I couldn't set a max_execution_time for the CLI in php.ini, unfortunately, so I simply added the following to my site's settings.php:
<?php
ini_set('max_execution_time', 180); // Set max execution time explicitly.
?>
This sets the execution time explicitly whenever drush bootstraps drupal. And now, in my drush-powered function, I can check for the max_execution_time and use that as a baseline to measure against whether I should continue processing the batch or stop. I need to do this since I have drush run a bunch of concurrent threads for this particular batch process (and it continues all day every day).
Now the server is much happier, since I don't get hundreds of threads that end up locking the MySQL server during huge operations. I can set drush to only run every 3 minutes, and it will only create a few threads that die around the next time another drush operation is called.
Comments
I use drush scripts for one-off operations like migrating or converting data. Large database operations via Drush do cause the type of problems you describe. The Queue API might be what you're looking after:
http://api.drupal.org/api/drupal/modules%21system%21system.queue.inc/gr…
It goes via cron (which essentially runs PHP also in CLI mode) but has some nice features like locking, reliable processing, etc.

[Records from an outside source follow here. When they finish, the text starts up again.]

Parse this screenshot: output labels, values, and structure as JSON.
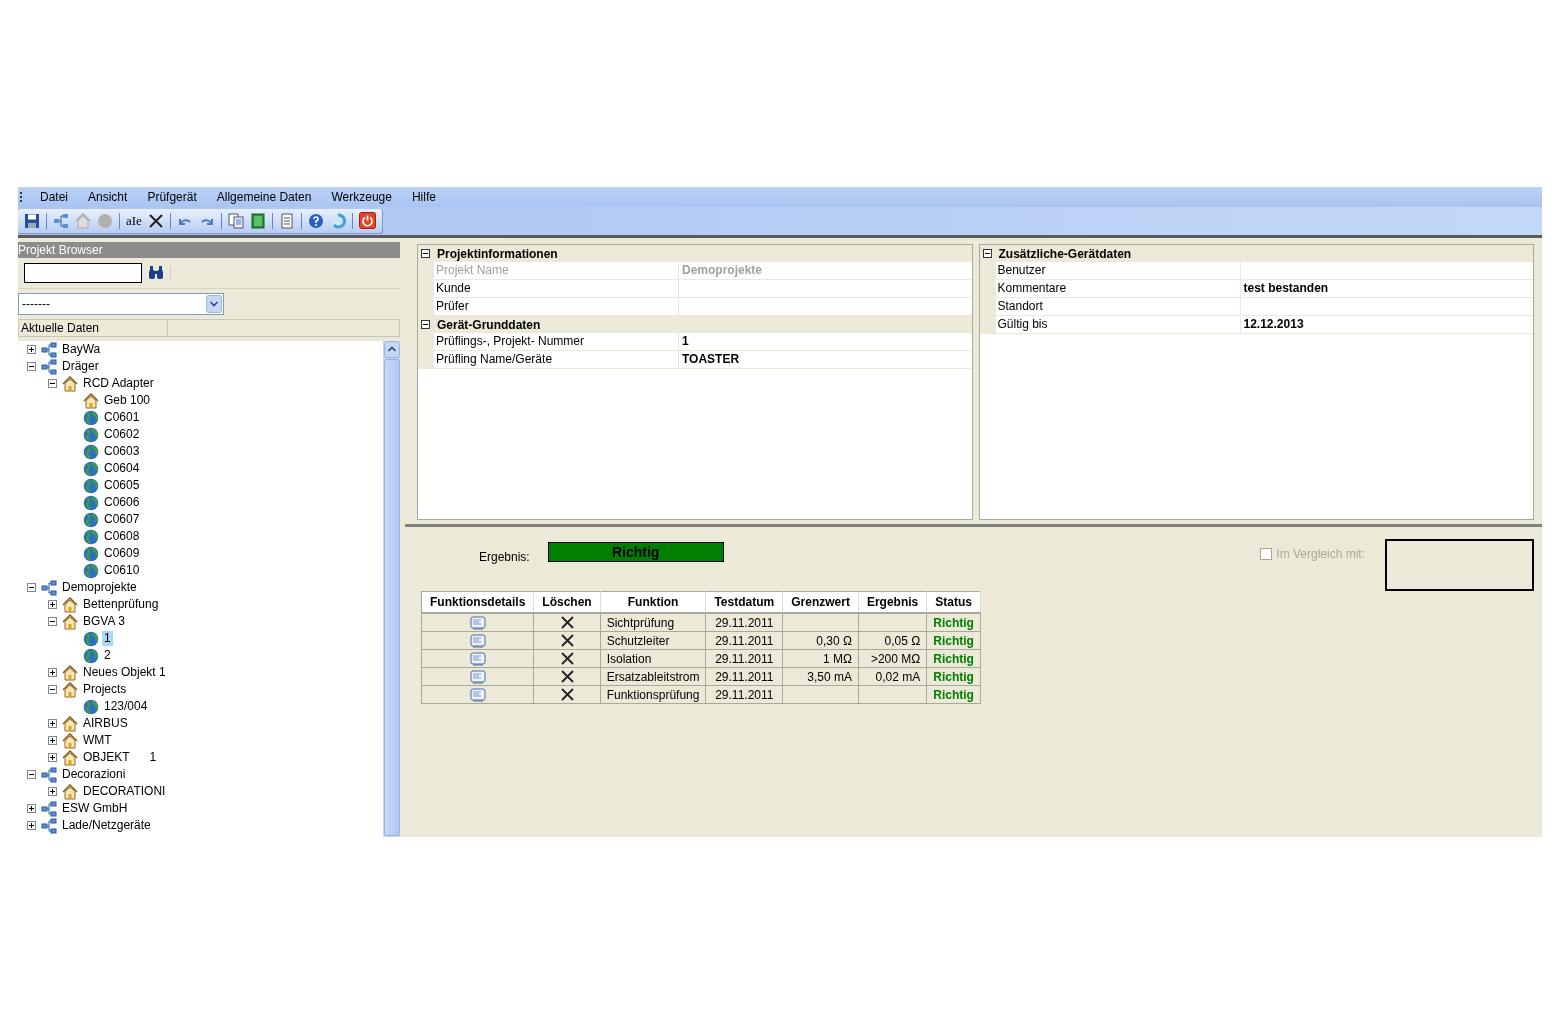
{
  "menu": [
    {
      "label": "Datei"
    },
    {
      "label": "Ansicht"
    },
    {
      "label": "Prüfgerät"
    },
    {
      "label": "Allgemeine Daten"
    },
    {
      "label": "Werkzeuge"
    },
    {
      "label": "Hilfe"
    }
  ],
  "toolbar": {
    "rename_label": "aIe"
  },
  "browser": {
    "title": "Projekt Browser",
    "dropdown_value": "-------",
    "column_header": "Aktuelle Daten",
    "tree": [
      {
        "label": "BayWa",
        "kind": "group",
        "expanded": false,
        "selected": false
      },
      {
        "label": "Dräger",
        "kind": "group",
        "expanded": true,
        "selected": false,
        "children": [
          {
            "label": "RCD Adapter",
            "kind": "house",
            "expanded": true,
            "selected": false,
            "children": [
              {
                "label": "Geb 100",
                "kind": "house",
                "selected": false
              },
              {
                "label": "C0601",
                "kind": "globe",
                "selected": false
              },
              {
                "label": "C0602",
                "kind": "globe",
                "selected": false
              },
              {
                "label": "C0603",
                "kind": "globe",
                "selected": false
              },
              {
                "label": "C0604",
                "kind": "globe",
                "selected": false
              },
              {
                "label": "C0605",
                "kind": "globe",
                "selected": false
              },
              {
                "label": "C0606",
                "kind": "globe",
                "selected": false
              },
              {
                "label": "C0607",
                "kind": "globe",
                "selected": false
              },
              {
                "label": "C0608",
                "kind": "globe",
                "selected": false
              },
              {
                "label": "C0609",
                "kind": "globe",
                "selected": false
              },
              {
                "label": "C0610",
                "kind": "globe",
                "selected": false
              }
            ]
          }
        ]
      },
      {
        "label": "Demoprojekte",
        "kind": "group",
        "expanded": true,
        "selected": false,
        "children": [
          {
            "label": "Bettenprüfung",
            "kind": "house",
            "expanded": false,
            "selected": false
          },
          {
            "label": "BGVA 3",
            "kind": "house",
            "expanded": true,
            "selected": false,
            "children": [
              {
                "label": "1",
                "kind": "globe",
                "selected": true
              },
              {
                "label": "2",
                "kind": "globe",
                "selected": false
              }
            ]
          },
          {
            "label": "Neues Objekt 1",
            "kind": "house",
            "expanded": false,
            "selected": false
          },
          {
            "label": "Projects",
            "kind": "house",
            "expanded": true,
            "selected": false,
            "children": [
              {
                "label": "123/004",
                "kind": "globe",
                "selected": false
              }
            ]
          },
          {
            "label": "AIRBUS",
            "kind": "house",
            "expanded": false,
            "selected": false
          },
          {
            "label": "WMT",
            "kind": "house",
            "expanded": false,
            "selected": false
          },
          {
            "label": "OBJEKT      1",
            "kind": "house",
            "expanded": false,
            "selected": false
          }
        ]
      },
      {
        "label": "Decorazioni",
        "kind": "group",
        "expanded": true,
        "selected": false,
        "children": [
          {
            "label": "DECORATIONI",
            "kind": "house",
            "expanded": false,
            "selected": false
          }
        ]
      },
      {
        "label": "ESW GmbH",
        "kind": "group",
        "expanded": false,
        "selected": false
      },
      {
        "label": "Lade/Netzgeräte",
        "kind": "group",
        "expanded": false,
        "selected": false
      }
    ]
  },
  "property_panels": [
    {
      "sections": [
        {
          "title": "Projektinformationen",
          "expanded": true,
          "rows": [
            {
              "label": "Projekt Name",
              "value": "Demoprojekte",
              "disabled": true
            },
            {
              "label": "Kunde",
              "disabled": false
            },
            {
              "label": "Prüfer",
              "disabled": false
            }
          ]
        },
        {
          "title": "Gerät-Grunddaten",
          "expanded": true,
          "rows": [
            {
              "label": "Prüflings-, Projekt- Nummer",
              "value": "1",
              "disabled": false
            },
            {
              "label": "Prüfling Name/Geräte",
              "value": "TOASTER",
              "disabled": false
            }
          ]
        }
      ]
    },
    {
      "sections": [
        {
          "title": "Zusätzliche-Gerätdaten",
          "expanded": true,
          "rows": [
            {
              "label": "Benutzer",
              "disabled": false
            },
            {
              "label": "Kommentare",
              "value": "test bestanden",
              "disabled": false
            },
            {
              "label": "Standort",
              "disabled": false
            },
            {
              "label": "Gültig bis",
              "value": "12.12.2013",
              "disabled": false
            }
          ]
        }
      ]
    }
  ],
  "result": {
    "label": "Ergebnis:",
    "value": "Richtig",
    "color": "#007f00"
  },
  "compare": {
    "label": "Im Vergleich mit:",
    "checked": false,
    "disabled": true
  },
  "table": {
    "columns": [
      "Funktionsdetails",
      "Löschen",
      "Funktion",
      "Testdatum",
      "Grenzwert",
      "Ergebnis",
      "Status"
    ],
    "rows": [
      {
        "function": "Sichtprüfung",
        "date": "29.11.2011",
        "status": "Richtig",
        "color": "#008000"
      },
      {
        "function": "Schutzleiter",
        "date": "29.11.2011",
        "limit": "0,30 Ω",
        "result": "0,05 Ω",
        "status": "Richtig",
        "color": "#008000"
      },
      {
        "function": "Isolation",
        "date": "29.11.2011",
        "limit": "1 MΩ",
        "result": ">200 MΩ",
        "status": "Richtig",
        "color": "#008000"
      },
      {
        "function": "Ersatzableitstrom",
        "date": "29.11.2011",
        "limit": "3,50 mA",
        "result": "0,02 mA",
        "status": "Richtig",
        "color": "#008000"
      },
      {
        "function": "Funktionsprüfung",
        "date": "29.11.2011",
        "status": "Richtig",
        "color": "#008000"
      }
    ]
  }
}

If you process 10.000 items, the API can split those up into nice sections of x items which get processed in batches every cron run.
I use the queue API for a few processes, but for this process in particular, I need fine-grained control over when the job is run and like having a dedicated process I can monitor, and be sure that nothing else is running on the same thread (with cron, other cron jobs could run and compete for resources at the same time, even with something like Elysia Cron).
Not to say queue API is bad or anything; for almost any continuous batch process, it's a very good option.